Dating long term at this age can be seriously tricky! The amount of people you have to take into account when making choices. Its not just 'fall in love and run off to build a home'.

@eesha I remeber you! I also remeber your ex last year. I also get anxious if there's distancing, like you its historically been ominous. Also an overthinker. Had a lot of therapy but ultimately in the end it was essential for me that whoever I was with would be happy to help/explain/talk/understand. I think if Mr Music isn't hearing what you're saying and finding ways to reassure you (within reason) it's going to be hard to build trust and intimacy long term

Stepcount · 27/02/2022 07:18

@Eesha, definitely don’t give yourself a hard time over your anxiety, thinking that it’s a bit irrational- or rather Mr Music telling you it’s irrational. I think relationship anxiety is triggered by past experience, knowing that things have been difficult, changed or fallen apart in the past. So your brain is triggered when something happens that previously caused you emotional pain or sadness. This can happen at any point in a relationship but maybe the longer you have been together the more you have seen these times pass and you came through it. For you and Mr Music this is the first test and your response to his perceived distance is a learned reaction. I think you already know this, and maybe Mr Music’s is also based on previous experiences in relationships- you said he took 7 (?) years out to address things. That’s a massive break isn’t it ? He must also have experienced some big life challenges.

Stepcount · 27/02/2022 07:34

@ButterflyOfShay, I have seen one or two posts on here and on the dating thread about ‘am I allowed/ I’ve not graduated from OLD etc’ and I would hope that no one feels excluded from either thread.

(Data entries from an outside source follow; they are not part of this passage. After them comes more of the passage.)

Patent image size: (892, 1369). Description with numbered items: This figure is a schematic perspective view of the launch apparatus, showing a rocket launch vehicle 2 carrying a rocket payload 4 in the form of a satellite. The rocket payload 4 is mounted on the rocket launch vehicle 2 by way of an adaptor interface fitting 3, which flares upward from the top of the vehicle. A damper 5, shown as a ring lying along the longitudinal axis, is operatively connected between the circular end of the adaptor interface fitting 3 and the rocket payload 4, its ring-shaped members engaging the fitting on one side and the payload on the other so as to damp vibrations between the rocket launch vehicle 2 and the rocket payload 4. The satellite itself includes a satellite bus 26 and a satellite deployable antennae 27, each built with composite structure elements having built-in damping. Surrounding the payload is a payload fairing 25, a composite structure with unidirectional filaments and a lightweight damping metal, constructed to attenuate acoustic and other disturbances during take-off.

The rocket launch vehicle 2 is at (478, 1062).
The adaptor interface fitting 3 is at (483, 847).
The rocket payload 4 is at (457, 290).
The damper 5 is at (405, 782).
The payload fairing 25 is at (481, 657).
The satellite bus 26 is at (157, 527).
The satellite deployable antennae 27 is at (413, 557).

I originally suggested a shift in the chats we had on the dating thread because it seemed to have gone a little quiet or posters would come on to say ‘ still not dating, just saying hi ‘ We have gathered quite a wide ranging cohort of regular posters who I love hearing from, dating or otherwise so it seemed a good idea to broaden the focus of the thread to allow whoever wanted to chat about relationships, family, work and everything in between.It was happening on the dating thread and it is happening on here so maybe we don’t need 2 threads after all! 🤗

Eesha · 27/02/2022 07:53

@Stepcount @ButterflyOfShay @supercali77 Mr Music says he was an overthinker before so he sees the signs in me. He's usually really good and reassuring but he's genuinely not well and distant so i feel like im being annoying now. I'm even annoying myself! I also think he's so used to being alone after 8 years out. Yesterday I was all chirpy, making plans, and he was quiet and i felt stupid. Then we had this tense chat where he said how ill he was feeling. He genuinely thought he had explained it before so he couldn't understand why didn't know this. I think I have brain fog as I just didn't remember. I felt dumb and quickly cut short the chat. I'm not sure whether to text this morning as I hate having gone to bed awkwardly. At the same time, I'm not sure whether I was wrong or whether just to pretend it never happened.

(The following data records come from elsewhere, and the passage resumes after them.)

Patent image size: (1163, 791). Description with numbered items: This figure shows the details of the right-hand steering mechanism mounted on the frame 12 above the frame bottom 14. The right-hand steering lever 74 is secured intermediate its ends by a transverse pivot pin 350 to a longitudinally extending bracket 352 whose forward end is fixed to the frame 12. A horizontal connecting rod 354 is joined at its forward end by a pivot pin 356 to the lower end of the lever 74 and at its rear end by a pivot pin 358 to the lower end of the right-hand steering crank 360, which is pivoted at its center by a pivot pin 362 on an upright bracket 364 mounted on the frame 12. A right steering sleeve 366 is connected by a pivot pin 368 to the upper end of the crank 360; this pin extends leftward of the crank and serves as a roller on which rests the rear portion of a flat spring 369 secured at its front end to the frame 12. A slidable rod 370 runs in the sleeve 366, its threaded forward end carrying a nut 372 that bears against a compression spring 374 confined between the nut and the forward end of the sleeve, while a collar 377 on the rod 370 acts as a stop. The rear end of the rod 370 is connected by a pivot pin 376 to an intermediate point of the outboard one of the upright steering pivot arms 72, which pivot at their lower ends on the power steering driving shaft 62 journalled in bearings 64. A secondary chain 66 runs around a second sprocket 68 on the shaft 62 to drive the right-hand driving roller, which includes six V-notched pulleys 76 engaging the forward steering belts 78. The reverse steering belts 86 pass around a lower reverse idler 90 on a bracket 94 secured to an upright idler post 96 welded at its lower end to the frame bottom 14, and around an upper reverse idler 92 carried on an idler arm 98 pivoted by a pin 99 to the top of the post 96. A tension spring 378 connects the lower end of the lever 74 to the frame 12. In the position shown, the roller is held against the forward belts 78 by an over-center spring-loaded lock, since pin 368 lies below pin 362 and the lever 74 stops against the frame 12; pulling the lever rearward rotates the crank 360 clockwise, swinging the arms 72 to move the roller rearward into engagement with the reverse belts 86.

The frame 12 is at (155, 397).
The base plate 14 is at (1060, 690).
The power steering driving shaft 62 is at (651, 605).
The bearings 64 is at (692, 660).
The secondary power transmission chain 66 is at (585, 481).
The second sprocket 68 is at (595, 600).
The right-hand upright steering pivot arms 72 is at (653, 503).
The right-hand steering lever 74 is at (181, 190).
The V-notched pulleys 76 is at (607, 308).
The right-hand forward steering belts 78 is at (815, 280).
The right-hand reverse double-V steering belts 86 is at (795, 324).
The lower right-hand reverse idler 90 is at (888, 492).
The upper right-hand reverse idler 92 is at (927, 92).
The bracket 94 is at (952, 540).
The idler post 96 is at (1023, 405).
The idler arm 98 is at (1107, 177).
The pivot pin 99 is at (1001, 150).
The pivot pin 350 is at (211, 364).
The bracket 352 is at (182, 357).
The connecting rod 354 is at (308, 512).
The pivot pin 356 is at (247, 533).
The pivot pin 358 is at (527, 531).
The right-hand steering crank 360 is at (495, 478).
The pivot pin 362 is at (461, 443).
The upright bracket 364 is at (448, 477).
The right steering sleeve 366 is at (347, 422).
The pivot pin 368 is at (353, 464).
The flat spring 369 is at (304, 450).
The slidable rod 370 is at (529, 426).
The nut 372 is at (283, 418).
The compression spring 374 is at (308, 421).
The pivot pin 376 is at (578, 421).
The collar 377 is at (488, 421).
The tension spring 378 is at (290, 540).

ButterflyOfShay · 27/02/2022 08:00

Cool @Stepcount, maybe it was the title ‘OLD grads’ which gave me the feeling the thread is for people who have come off of the apps and are now with someone. I wouldn't want to intrude! 🙂

ButterflyOfShay · 27/02/2022 08:04

@Eesha I would just try to let all those feelings go, you cant help that you were in a good mood and he couldn't help that he was feeling ill, it was just a little mismatch of energies in that moment, why don’t you go out and enjoy the lovely morning? Take yourself for a walk, coffee? Look at nature? . Maybe send him a friendly but breezy text saying you hope he feels better soon and you're sending him good will wishes but then just leave it dont ask him any questions and go and do your thing for a bit? You’ll feel a lot better x

ButterflyOfShay · 27/02/2022 08:05

And if he replies leave it a few hours before replying 🙂🙂

Eesha · 27/02/2022 08:11

@ButterflyOfShay Yes I think you are right, I have loads to do today anyway. I just wasn't sure whether to message at all or leave things. He usually messages in the evening anyway. It's just I feel like I need to clear the air a bit (but again I'm overthinking!)